By Robert Frank
Laval’s new ombudsman submitted her first annual report to city hall, May 5.
Nadine Mailloux indicated in a statement that she has handled 50 files from the time that she started her new job, Sept. 3 and the end of 2013.
Four of the files put city zoning changes, snow removal practices and drainage between adjoining properties under her microscope.
The ombudsman’s office, which has the power to review what city officials do, but not elected officials, came under intense political pressure last year.
After Laval city council voted to fire Mailloux’ predecessor, Diane Lemelin, Jan. 14, 2013, a senior official in city hall told The Suburban that tensions quickly arose after top municipal civil servants attempted to compromise the ombudsman’s independence by placing the office under the authority of Gaétan Turbide, Laval’s former top civil servant.
Turbide and other municipal mandarins subsequently left their jobs in the wake of allegations before the Charbonneau Commission investigation into corruption and collusion.

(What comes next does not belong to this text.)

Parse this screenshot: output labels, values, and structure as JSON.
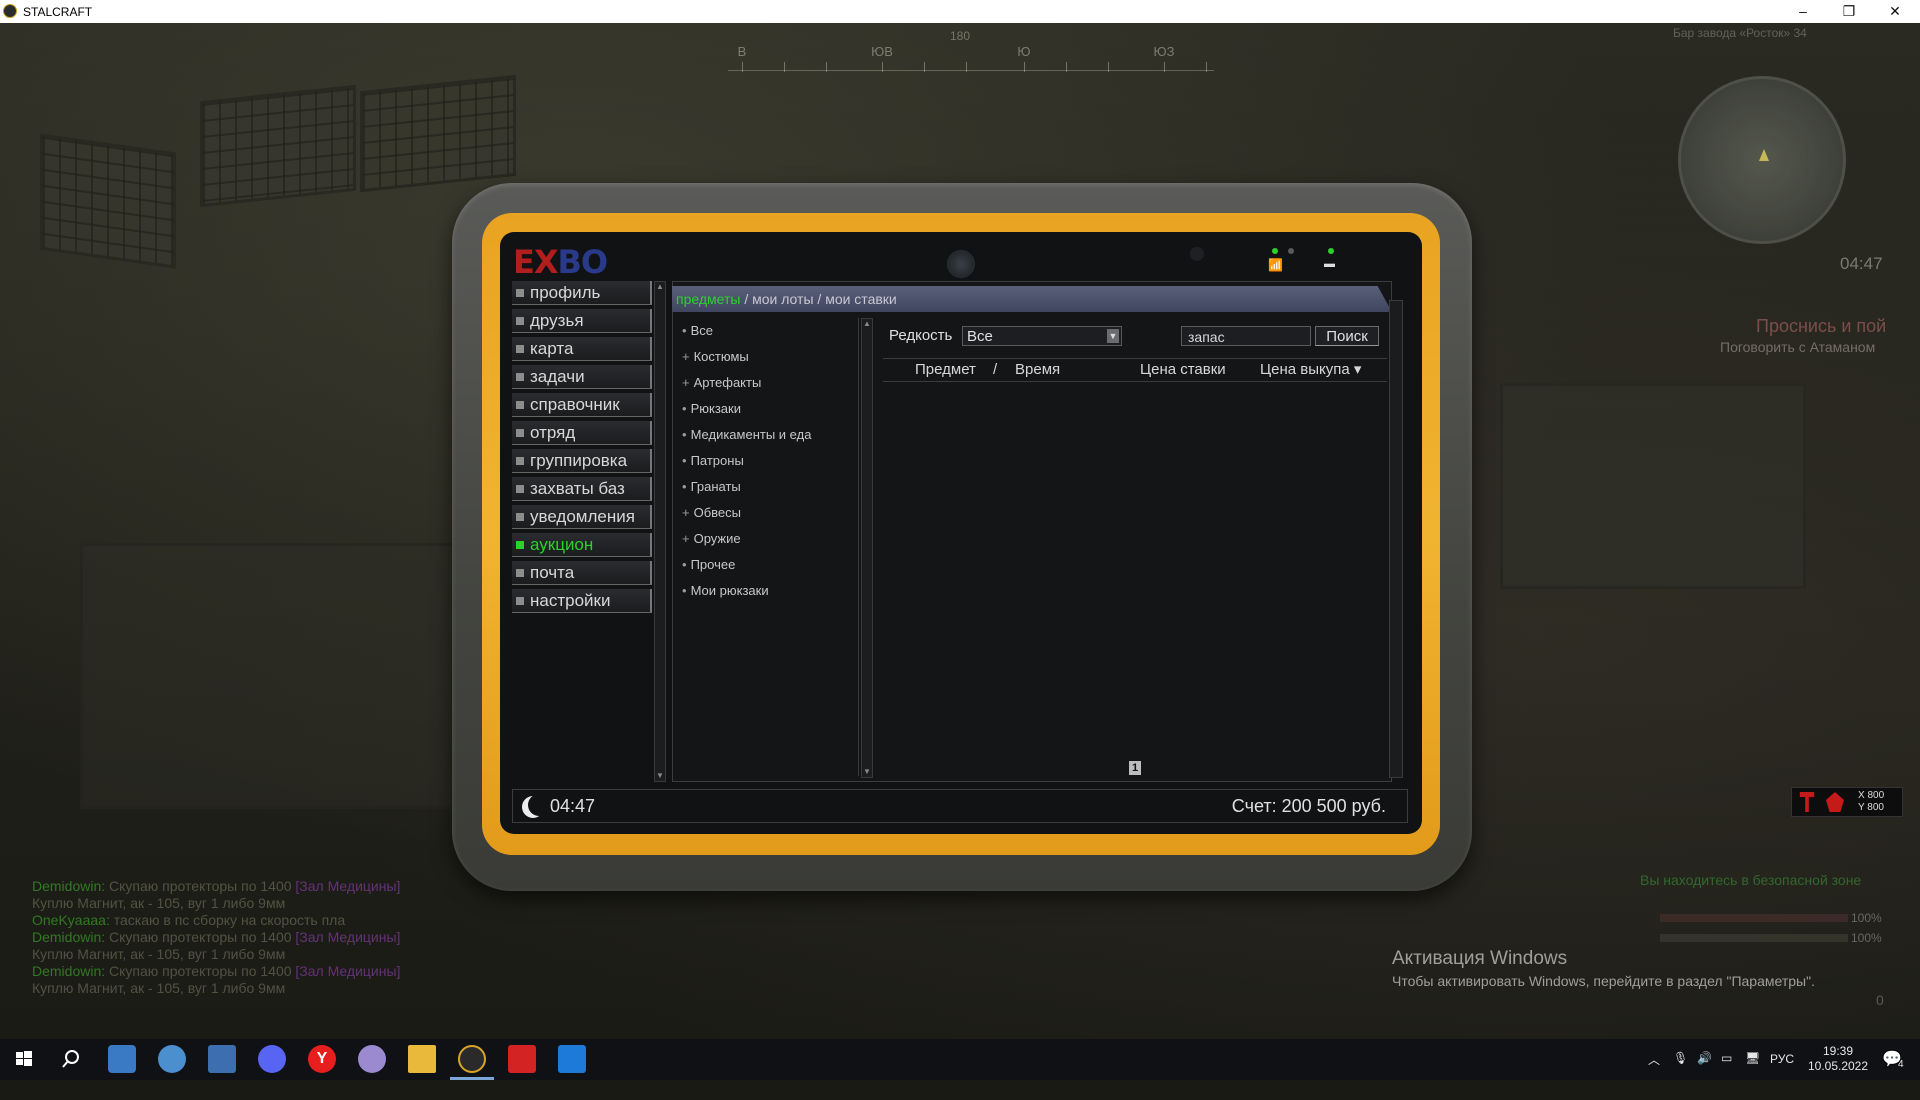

The Suburban obtained a copy interim report, which claimed that the previous city administration and former mayor Alexandre Duplessis had “systematically violated” the provisions of the Laval bylaw that created the ombudsman’s office and slashed its budget.

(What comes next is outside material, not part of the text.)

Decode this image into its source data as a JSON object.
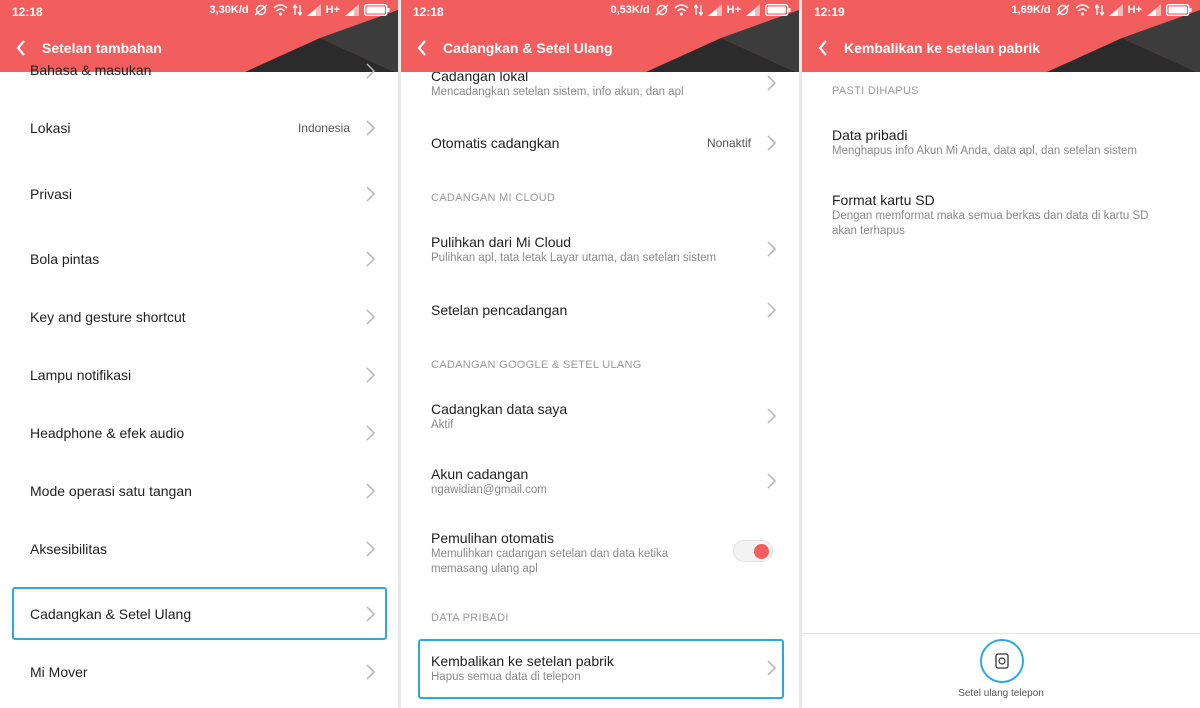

“The administration and the mayor’s office interfered,” it contended, claiming that the city’s urban planning department ignored a wide range of Lemelin’s requests for information. “Besides being among the most drastic forms of interference, the situation violated the very principle of independence and confidentiality of ombudsman office files.”
Three local volunteers subsequently kept the ombudsman’s office on life-support after city council fired Lemelin, until mid-August, when provincially appointed trustees agreed to hire Mailloux, who hitherto served as ombudsman for CSSS Jeanne Mance in Montreal.

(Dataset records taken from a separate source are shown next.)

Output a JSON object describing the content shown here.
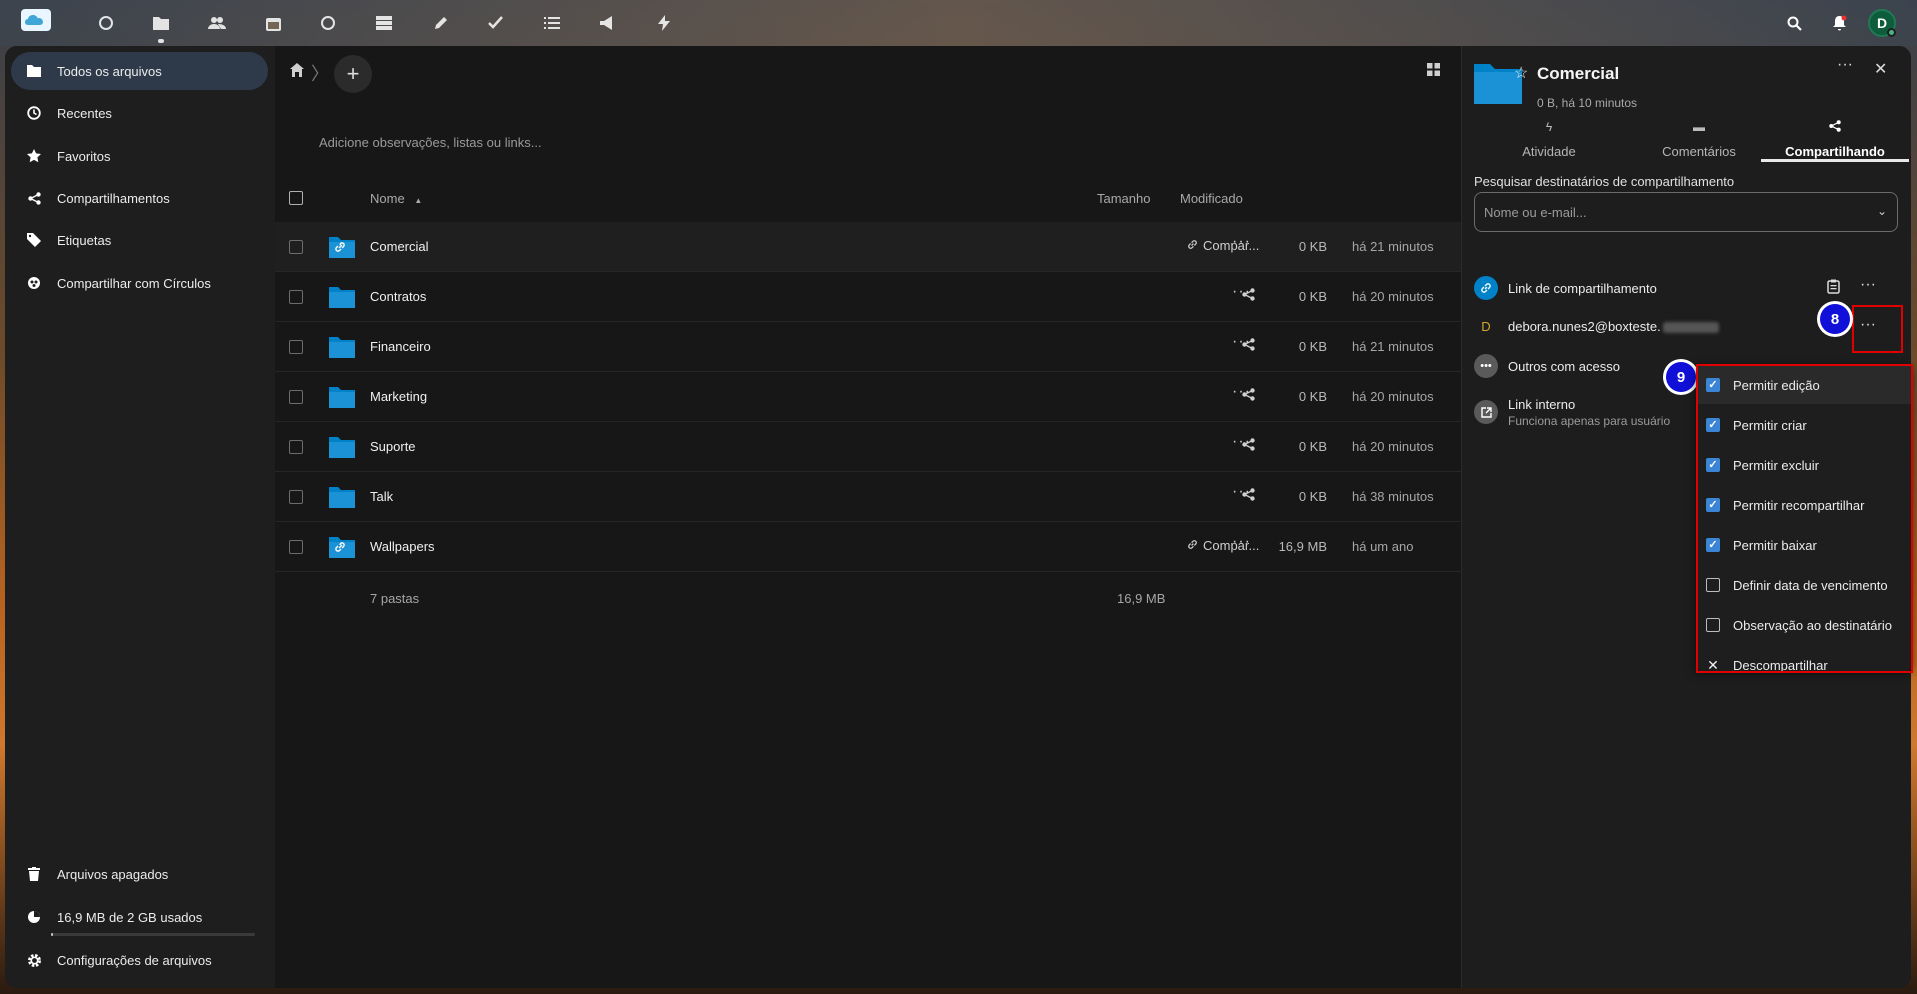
{
  "topbar": {
    "apps": [
      "dashboard-icon",
      "files-icon",
      "contacts-icon",
      "calendar-icon",
      "talk-icon",
      "deck-icon",
      "notes-icon",
      "tasks-icon",
      "list-icon",
      "announcements-icon",
      "activity-icon"
    ],
    "user_initial": "D"
  },
  "sidebar": {
    "items": [
      {
        "label": "Todos os arquivos",
        "icon": "folder-icon"
      },
      {
        "label": "Recentes",
        "icon": "clock-icon"
      },
      {
        "label": "Favoritos",
        "icon": "star-icon"
      },
      {
        "label": "Compartilhamentos",
        "icon": "share-icon"
      },
      {
        "label": "Etiquetas",
        "icon": "tag-icon"
      },
      {
        "label": "Compartilhar com Círculos",
        "icon": "circles-icon"
      }
    ],
    "bottom": {
      "trash": "Arquivos apagados",
      "quota": "16,9 MB de 2 GB usados",
      "quota_fraction": 0.0085,
      "settings": "Configurações de arquivos"
    }
  },
  "files": {
    "notes_placeholder": "Adicione observações, listas ou links...",
    "columns": {
      "name": "Nome",
      "size": "Tamanho",
      "modified": "Modificado"
    },
    "rows": [
      {
        "name": "Comercial",
        "share_label": "Compar...",
        "linked": true,
        "size": "0 KB",
        "modified": "há 21 minutos"
      },
      {
        "name": "Contratos",
        "share_label": "",
        "linked": false,
        "size": "0 KB",
        "modified": "há 20 minutos"
      },
      {
        "name": "Financeiro",
        "share_label": "",
        "linked": false,
        "size": "0 KB",
        "modified": "há 21 minutos"
      },
      {
        "name": "Marketing",
        "share_label": "",
        "linked": false,
        "size": "0 KB",
        "modified": "há 20 minutos"
      },
      {
        "name": "Suporte",
        "share_label": "",
        "linked": false,
        "size": "0 KB",
        "modified": "há 20 minutos"
      },
      {
        "name": "Talk",
        "share_label": "",
        "linked": false,
        "size": "0 KB",
        "modified": "há 38 minutos"
      },
      {
        "name": "Wallpapers",
        "share_label": "Compar...",
        "linked": true,
        "size": "16,9 MB",
        "modified": "há um ano"
      }
    ],
    "summary": {
      "count": "7 pastas",
      "total": "16,9 MB"
    }
  },
  "details": {
    "title": "Comercial",
    "subtitle": "0 B, há 10 minutos",
    "tabs": [
      {
        "label": "Atividade",
        "icon": "activity-icon"
      },
      {
        "label": "Comentários",
        "icon": "comment-icon"
      },
      {
        "label": "Compartilhando",
        "icon": "share-icon"
      }
    ],
    "search_label": "Pesquisar destinatários de compartilhamento",
    "search_placeholder": "Nome ou e-mail...",
    "share_link": "Link de compartilhamento",
    "user_initial": "D",
    "user_email": "debora.nunes2@boxteste.",
    "others": "Outros com acesso",
    "internal_link": "Link interno",
    "internal_link_sub": "Funciona apenas para usuário"
  },
  "annotations": {
    "step_8": "8",
    "step_9": "9"
  },
  "menu": {
    "items": [
      {
        "label": "Permitir edição",
        "checked": true
      },
      {
        "label": "Permitir criar",
        "checked": true
      },
      {
        "label": "Permitir excluir",
        "checked": true
      },
      {
        "label": "Permitir recompartilhar",
        "checked": true
      },
      {
        "label": "Permitir baixar",
        "checked": true
      },
      {
        "label": "Definir data de vencimento",
        "checked": false
      },
      {
        "label": "Observação ao destinatário",
        "checked": false
      }
    ],
    "unshare": "Descompartilhar"
  },
  "colors": {
    "accent": "#0082c9",
    "badge": "#1010d8",
    "highlight": "#e00000"
  }
}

On March 9, 2014, Mayor Marc Demers announced that the city would beef up the powers of the ombudsman’s office. Mailloux can now investigate on her own initiative whenever she believes that she has reasonable grounds to do so.
“Henceforth, the ombudsman will be empowered to use her judgment to receive, assess and follow through on citizens’ requests,” vowed Mayor Demers. “It functions as their watchdog.”
Mailloux used the occasion to remind that her services are confidential and provided at no charge to users.
The full text of her 2013 annual report is available at www.ombudsmanlaval.com.